Budgeting entails planning your company’s revenue and expenses for a given period of time, generally quarterly or annually. It also includes analyzing available cash flow, determining operating costs and funding for new initiatives, then allocating those resources accordingly. The budget helps provide your business with important measurement metrics that can be used to evaluate spending and financial progress. A good budget should include: 

  • Planned revenue, including types and when to expect it, especially if your business is seasonal 
  • Fixed costs, such as rent, utilities, property taxes, salaries, and more. 
  • Variable costs, such as commissions, travel expenses, maintenance costs, and more. 

Why is Budgeting Important?  

A realistic, well-constructed budget allows your business to consistently track where it is financially. This insight highlights existing operating costs as well as the resources available to allocate to growth initiatives. A strong budget can dictate whether or not you can hire additional employees, invest in new product lines, or purchase and implement an ERP to better manage your business.  

Budgeting is especially important for small businesses that often operate on smaller budgets or debt funding. A poorly managed budget can have a devastating effect on small businesses.  

Forecasting and Budgeting Combined 

For maximum financial visibility, forecasts and budgets must work together. The budget sets the initial target, while the forecast analyzes the viability and progress toward the target. A budget is typically static, as it is planned once for a specific time period, while a forecast should ideally be rolling and updated regularly. Additionally, a forecast does not look at how anticipated results differed from actuals, while a budget does. While a forecast can be used to help build a budget by predicting, for example, projected sales, it lacks aim without a budget in place. In short, both rely on each other to help you achieve operational goals. 

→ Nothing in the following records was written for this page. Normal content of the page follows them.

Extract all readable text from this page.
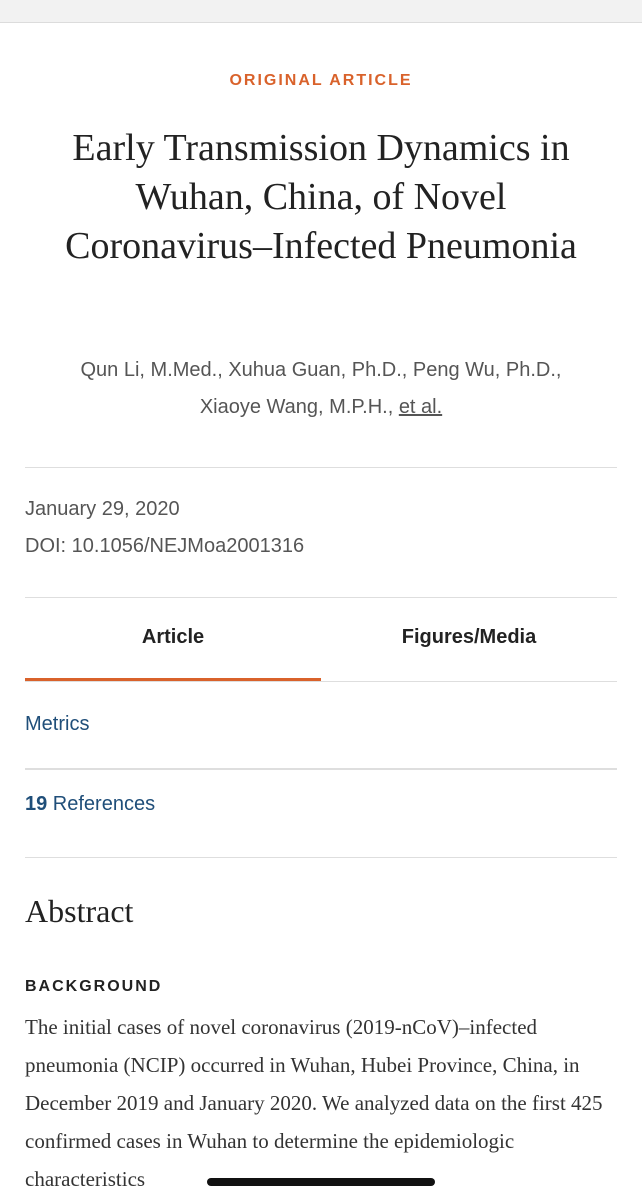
ORIGINAL ARTICLE
Early Transmission Dynamics in Wuhan, China, of Novel Coronavirus–Infected Pneumonia
Qun Li, M.Med., Xuhua Guan, Ph.D., Peng Wu, Ph.D., Xiaoye Wang, M.P.H., et al.
January 29, 2020
DOI: 10.1056/NEJMoa2001316
Article	Figures/Media
Metrics
19 References
Abstract
BACKGROUND

The initial cases of novel coronavirus (2019-nCoV)–infected pneumonia (NCIP) occurred in Wuhan, Hubei Province, China, in December 2019 and January 2020. We analyzed data on the first 425 confirmed cases in Wuhan to determine the epidemiologic characteristics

Your budget serves as the roadmap for your business, highlighting crucial financial checkpoints as your business progresses. With progression, however, comes unforeseen circumstances and changes, which rolling forecasts can help you navigate. If your business does not currently utilize budgeting or forecasting, or you doubt the efficacy of the budgets and forecasts in place, this is an excellent area to bring in an outsourced financial consultant. A consultant can work in tangent with your existing team to analyze the business’ financial position, establish metrics, and establish accurate budgets and forecasts to achieve operational goals. Additionally, contracting a consultant to work on a fractional, as-needed basis can save your business money on hiring costs.